Quali sono le conseguenze del mobbing?


Il mobbing può avere delle conseguenze negative sulla salute fisica e psicologica della persona. Chi è oggetto di atti vessatori ripetuti nel contesto di lavoro, infatti, può sviluppare ansia, depressione, problemi psicosomatici quali disturbi gastro-intestinali, dermatiti, dolori osteo-articolari. Nei casi più seri, inoltre, non è escluso che la persona possa sviluppare delle vere e proprie sindromi da stress.
A lungo andare, infatti, le situazioni di mobbing configurano una condizione di stress cronico che danneggia la salute.
Può essere interessante sottolineare che il mobbing può avere un impatto anche sulle relazioni familiari del mobbizzato. Se il mobbizzato condivide le sue difficoltà in famiglia può essere all’inizio compreso e sostenuto. In simili situazioni, però, può svilupparsi anche un distacco da parte dei familiari che produce ulteriore solitudine. È in questi casi che si parla di doppio mobbing. La famiglia, infatti, diventa un contesto rifiutante ed escludente come quello lavorativo.

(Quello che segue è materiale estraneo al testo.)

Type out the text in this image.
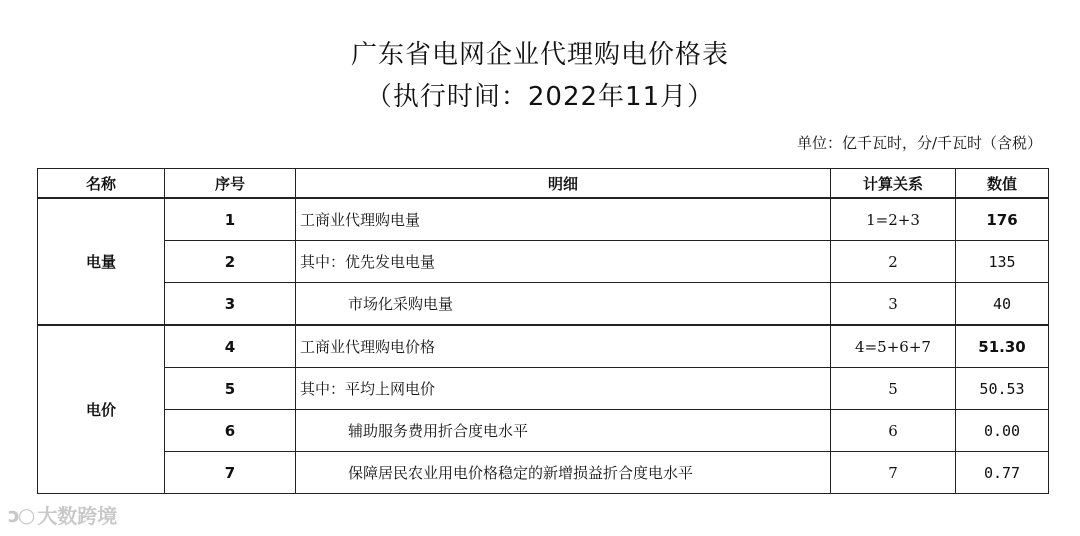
广东省电网企业代理购电价格表
（执行时间：2022年11月）
单位：亿千瓦时，分/千瓦时（含税）
名称	序号	明细	计算关系	数值
电量	1	工商业代理购电量	1=2+3	176
	2	其中：优先发电电量	2	135
	3	市场化采购电量	3	40
电价	4	工商业代理购电价格	4=5+6+7	51.30
	5	其中：平均上网电价	5	50.53
	6	辅助服务费用折合度电水平	6	0.00
	7	保障居民农业用电价格稳定的新增损益折合度电水平	7	0.77
ↄ○ 大数跨境
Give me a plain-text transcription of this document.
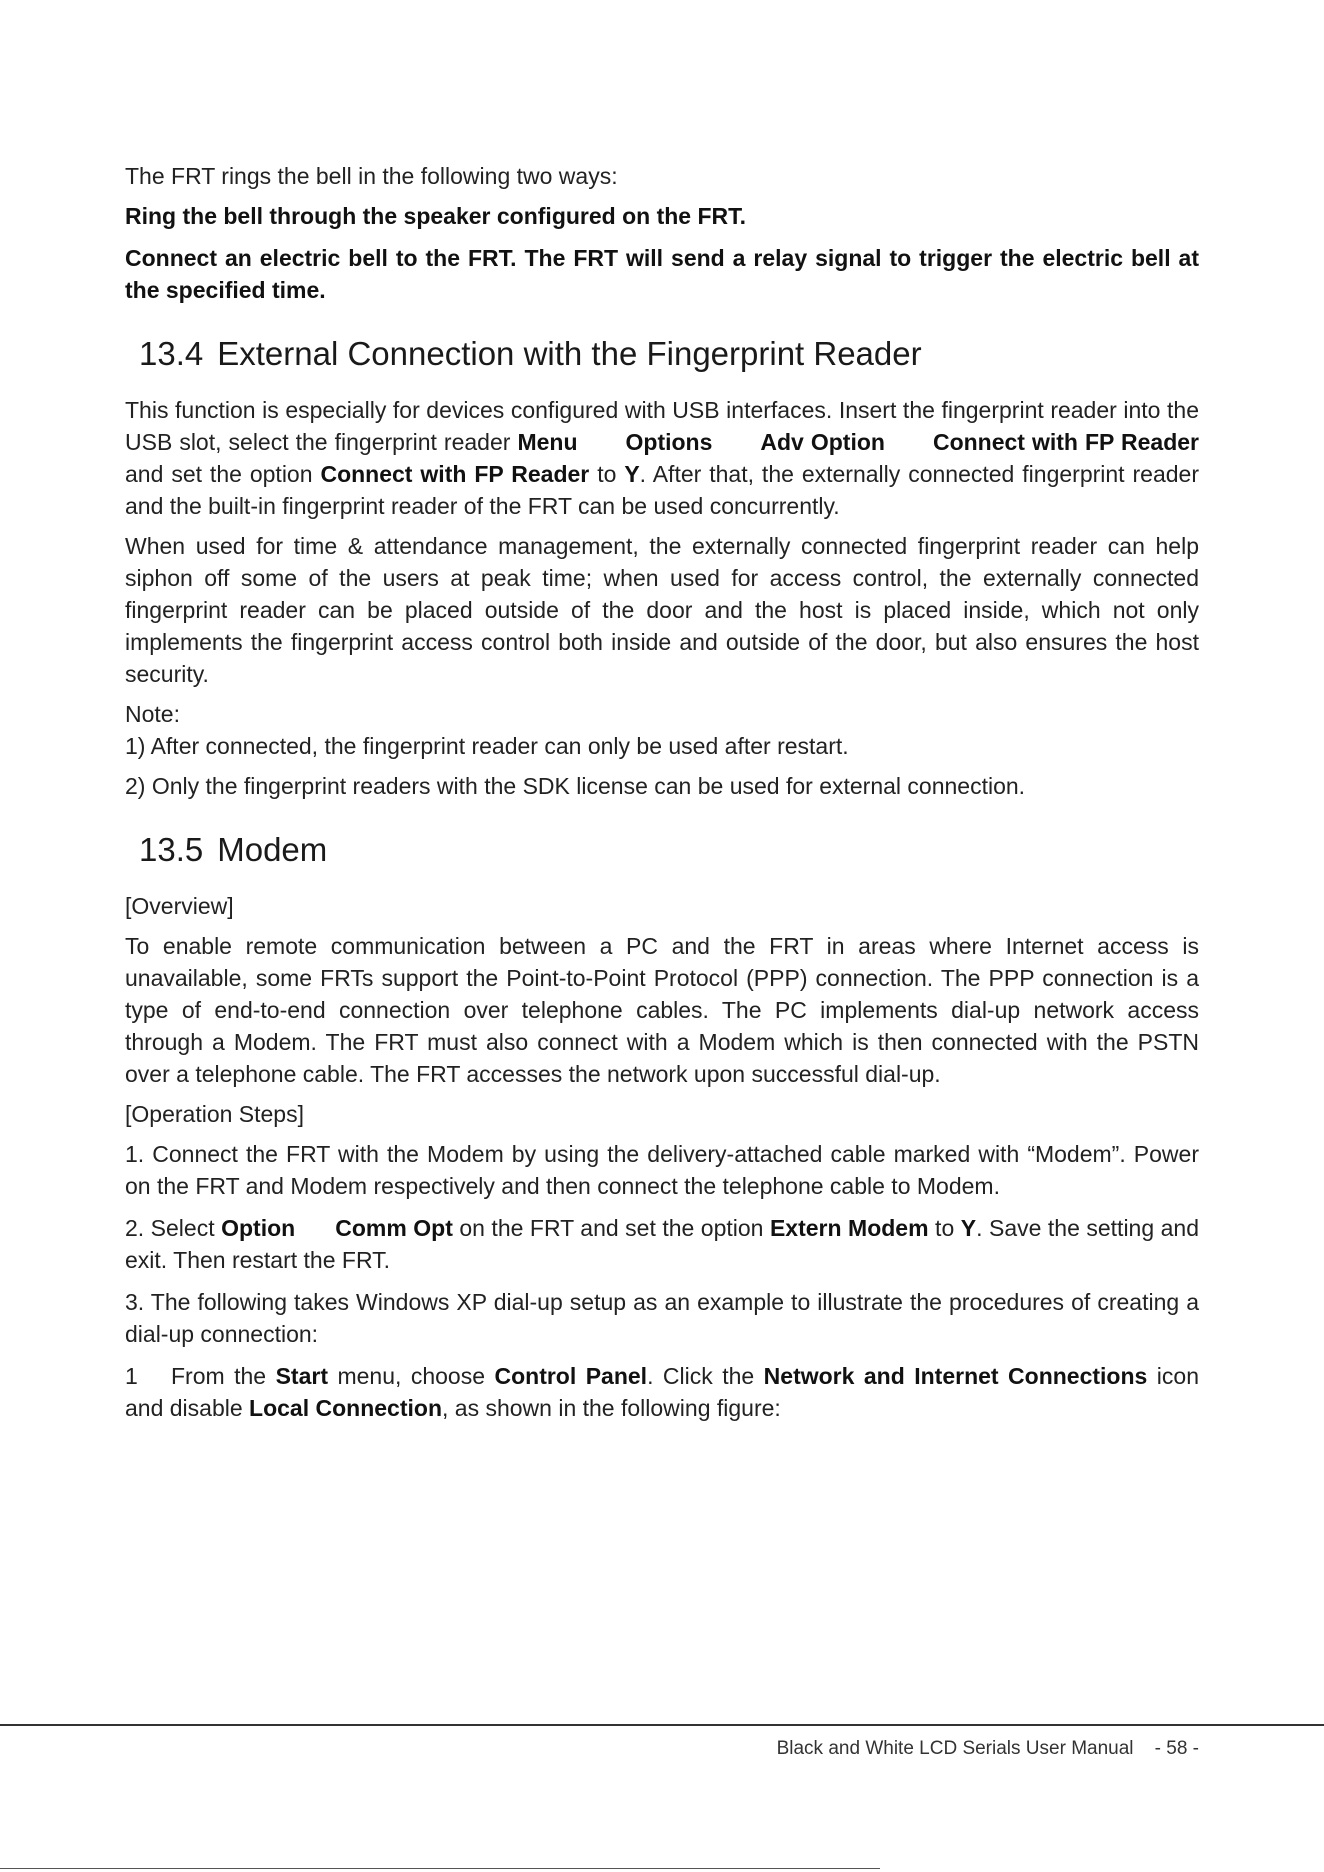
The FRT rings the bell in the following two ways:

Ring the bell through the speaker configured on the FRT.

Connect an electric bell to the FRT. The FRT will send a relay signal to trigger the electric bell at the specified time.

13.4 External Connection with the Fingerprint Reader

This function is especially for devices configured with USB interfaces. Insert the fingerprint reader into the USB slot, select the fingerprint reader Menu Options Adv Option Connect with FP Reader and set the option Connect with FP Reader to Y. After that, the externally connected fingerprint reader and the built-in fingerprint reader of the FRT can be used concurrently.

When used for time & attendance management, the externally connected fingerprint reader can help siphon off some of the users at peak time; when used for access control, the externally connected fingerprint reader can be placed outside of the door and the host is placed inside, which not only implements the fingerprint access control both inside and outside of the door, but also ensures the host security.

Note:

1) After connected, the fingerprint reader can only be used after restart.

2) Only the fingerprint readers with the SDK license can be used for external connection.

13.5 Modem

[Overview]

To enable remote communication between a PC and the FRT in areas where Internet access is unavailable, some FRTs support the Point-to-Point Protocol (PPP) connection. The PPP connection is a type of end-to-end connection over telephone cables. The PC implements dial-up network access through a Modem. The FRT must also connect with a Modem which is then connected with the PSTN over a telephone cable. The FRT accesses the network upon successful dial-up.

[Operation Steps]

1. Connect the FRT with the Modem by using the delivery-attached cable marked with “Modem”. Power on the FRT and Modem respectively and then connect the telephone cable to Modem.

2. Select Option Comm Opt on the FRT and set the option Extern Modem to Y. Save the setting and exit. Then restart the FRT.

3. The following takes Windows XP dial-up setup as an example to illustrate the procedures of creating a dial-up connection:

1 From the Start menu, choose Control Panel. Click the Network and Internet Connections icon and disable Local Connection, as shown in the following figure:

Black and White LCD Serials User Manual - 58 -
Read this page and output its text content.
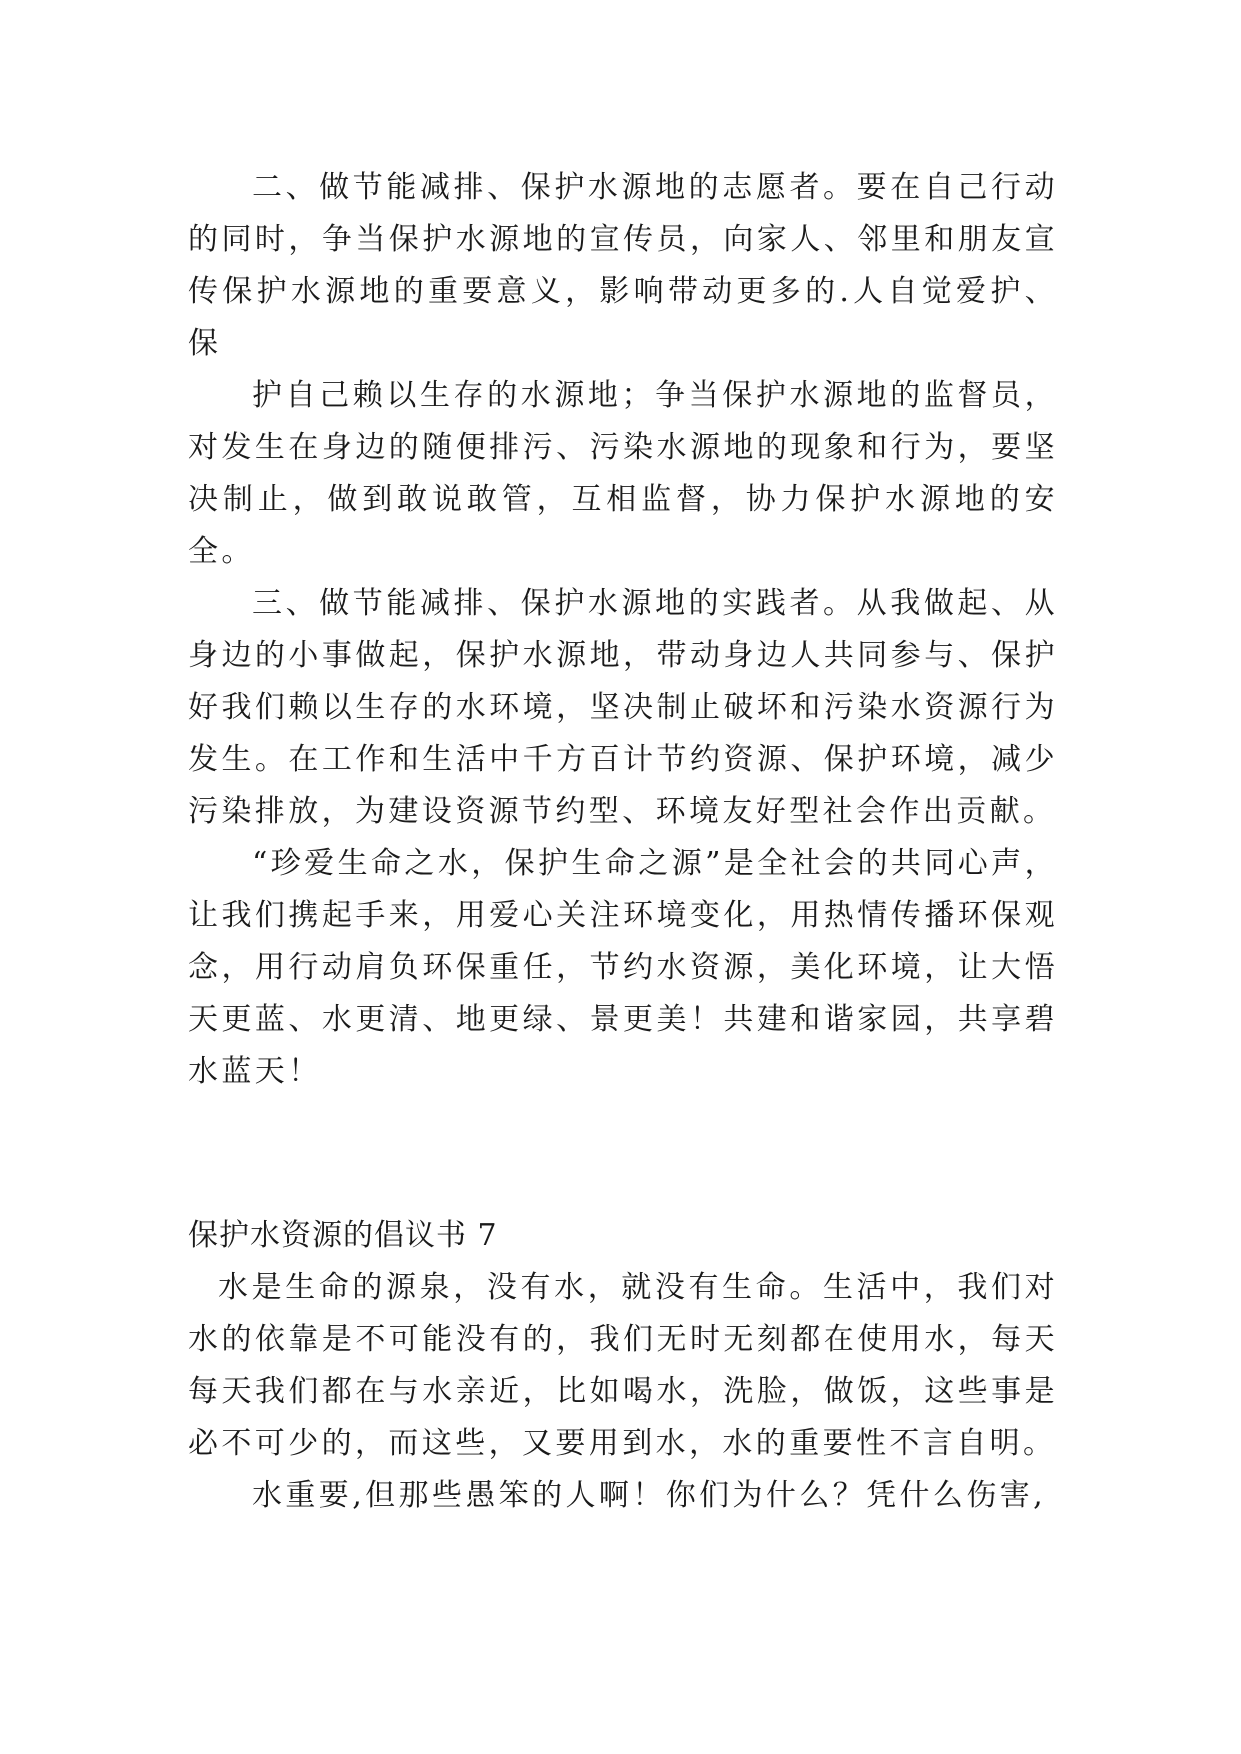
二、做节能减排、保护水源地的志愿者。要在自己行动的同时，争当保护水源地的宣传员，向家人、邻里和朋友宣传保护水源地的重要意义，影响带动更多的.人自觉爱护、保

护自己赖以生存的水源地；争当保护水源地的监督员，对发生在身边的随便排污、污染水源地的现象和行为，要坚决制止，做到敢说敢管，互相监督，协力保护水源地的安全。

三、做节能减排、保护水源地的实践者。从我做起、从身边的小事做起，保护水源地，带动身边人共同参与、保护好我们赖以生存的水环境，坚决制止破坏和污染水资源行为发生。在工作和生活中千方百计节约资源、保护环境，减少污染排放，为建设资源节约型、环境友好型社会作出贡献。

“珍爱生命之水，保护生命之源”是全社会的共同心声，让我们携起手来，用爱心关注环境变化，用热情传播环保观念，用行动肩负环保重任，节约水资源，美化环境，让大悟天更蓝、水更清、地更绿、景更美！共建和谐家园，共享碧水蓝天！

保护水资源的倡议书 7

水是生命的源泉，没有水，就没有生命。生活中，我们对水的依靠是不可能没有的，我们无时无刻都在使用水，每天每天我们都在与水亲近，比如喝水，洗脸，做饭，这些事是必不可少的，而这些，又要用到水，水的重要性不言自明。

水重要,但那些愚笨的人啊！你们为什么？凭什么伤害,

Cosa fare in caso di mobbing?


Se pensate di essere vittima di mobbing, può essere molto importante rivolgersi a un professionista della salute mentale. L’intervento psicologico, infatti, oltre a fare chiarezza sulla effettiva presenza di fenomeni di mobbing sul posto di lavoro, può essere importanti in termini di supporto.
In questi casi, infatti, è fondamentale condividere l’esperienza con un esperto che possa aiutare nel potenziamento della risposta allo stress. Ciò comporta l’attivazione delle proprie risorse di coping e l’elaborazione di possibili vissuti disturbanti.
Non bisogna dimenticare, infine, che il mobbing può essere denunciato. Se è possibile ricorrere a vie legali al fine di interrompere atti vessatori e violenze, può essere necessaria la valutazione dei danni psicologici da mobbing. Una simile operazione si rende necessaria in caso di procedimenti giudiziari volti ad accertare le responsabilità negli atti vessatori.

Riferimenti bibliografici
Ege, H. (2005). Oltre il mobbing. Straining, stalking e altre forme di conflittualità sul posto di lavoro. Milano: FrancoAngeli.